Er zijn kennelijk zwaarwichtige belangen in het geding. Het zou mij niets verbazen als de juristen van de Dienst het er gewoon op gewaagd hebben onder de druk van wat wel wordt genoemd het ‘reputatiemanagement’, een tak van sport waar elke overheidsdienst het tegenwoordig heel erg druk mee heeft. Want de overheid wil zelf de regie voeren over haar beeldvorming. Benauwd als men is dat de burger te veel te zien krijgt wat hem of haar niet aanstaat. Want, laten we eerlijk wezen, de overheid moet bedrijfsmatig werken en wat is er dan op tegen als zij zich steeds meer als zelfstandig bedrijf gaat gedragen? Als een willekeurige soepfabriek van een particuliere onderneming inkijkjes in de keuken mag weigeren, waarom zou een overheidsdienst zich dan volledig open en bloot moeten geven?

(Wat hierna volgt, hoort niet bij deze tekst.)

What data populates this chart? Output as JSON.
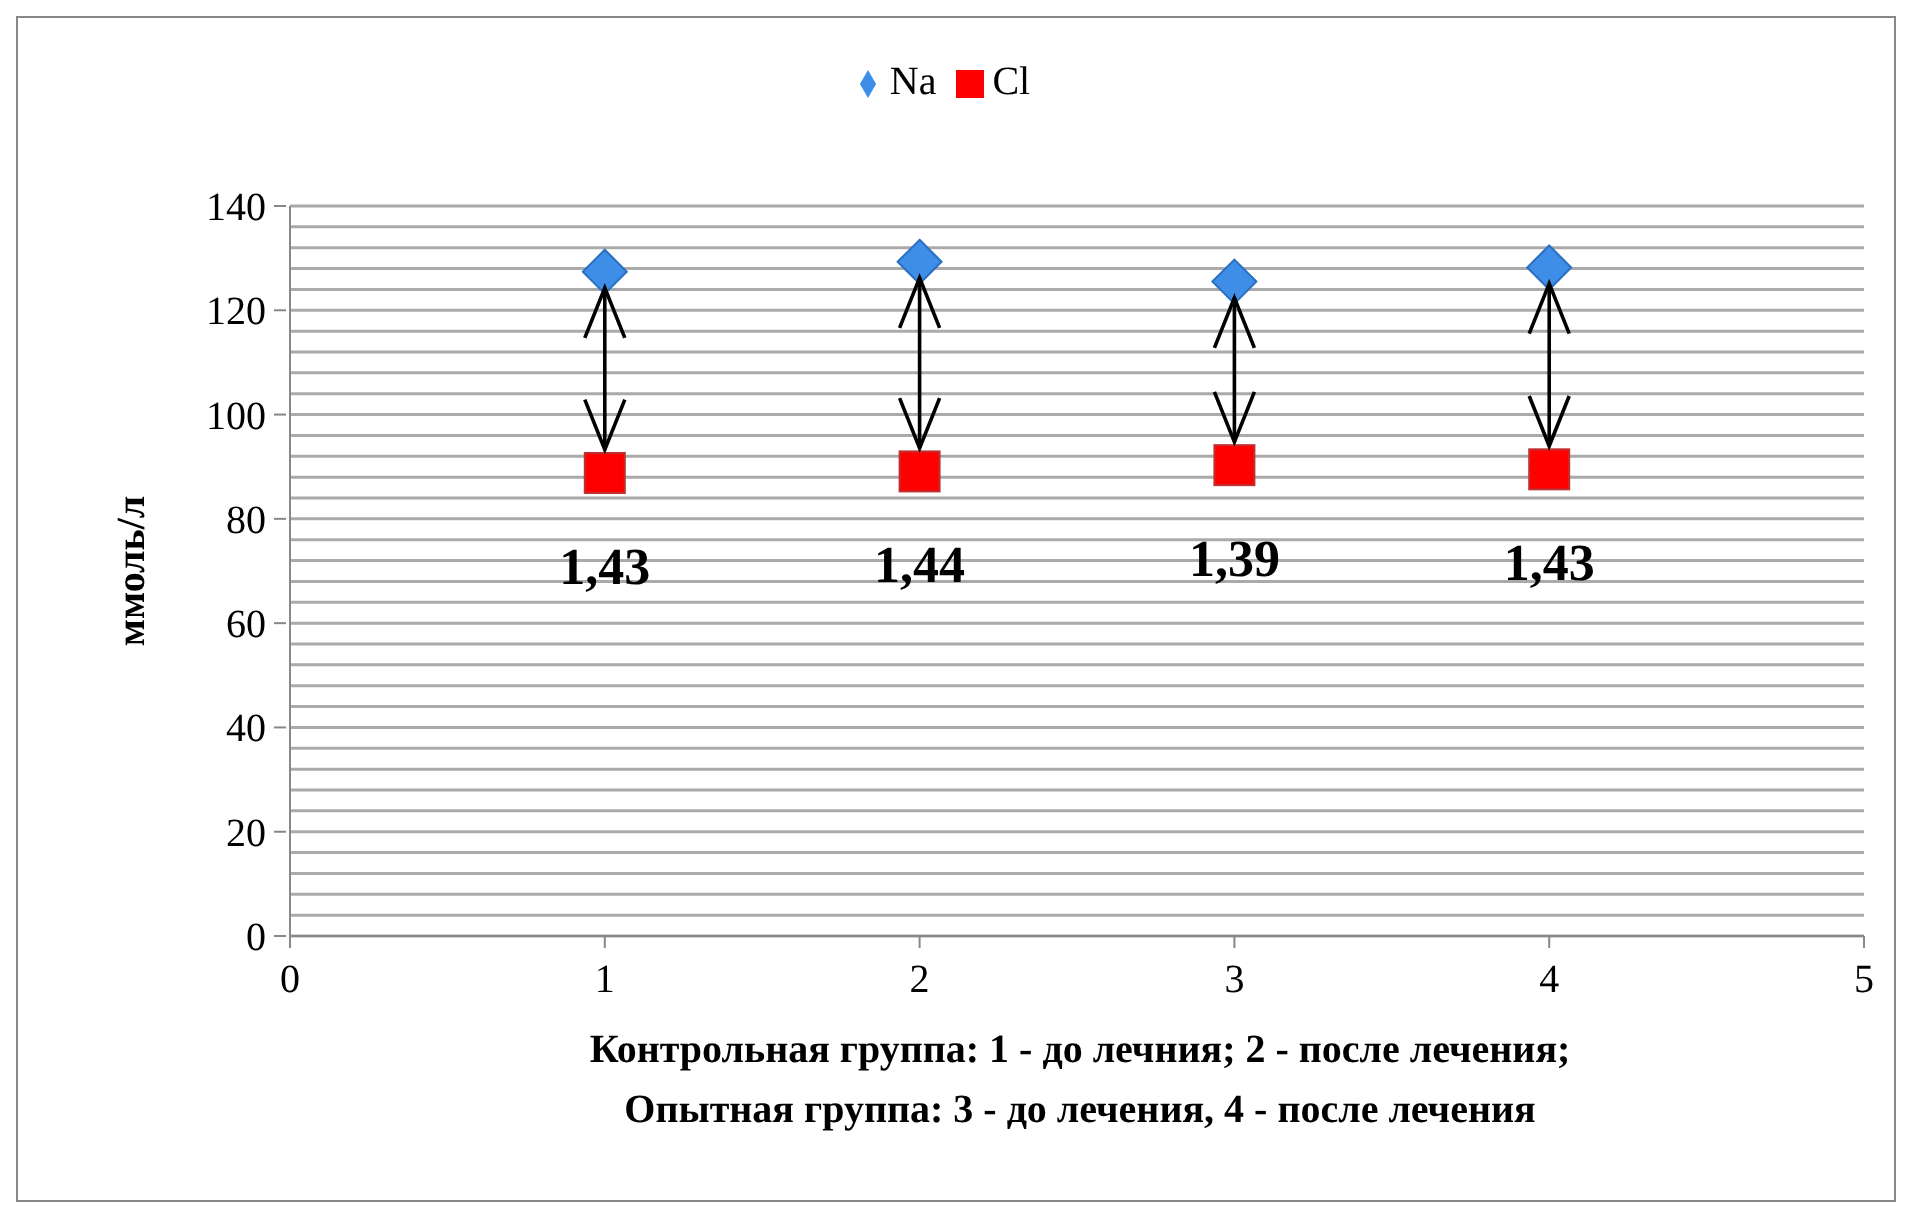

Hier stuiten we op de grote vergissing in het verhaal van de bedrijfsmatig werkende overheid. De overheid is van de burger, de soepfabriek is niet van de consument. We zouden dat laatste misschien wel willen, maar dat past helaas niet in het systeem. Maar dat de overheid in een democratische rechtsstaat van de burger is en dat we een pers hebben die namens de burger vrij moet kunnen rondneuzen om ons te informeren over hoe de “worstjes” gemaakt worden, dat staat al geruime tijd in de boeken geschreven. En dat is maar goed ook. Nu moet het alleen nog even aan de ambtenaren duidelijk worden gemaakt. Volgende week heeft de Kamer een kans om daar een bijdrage aan te leveren.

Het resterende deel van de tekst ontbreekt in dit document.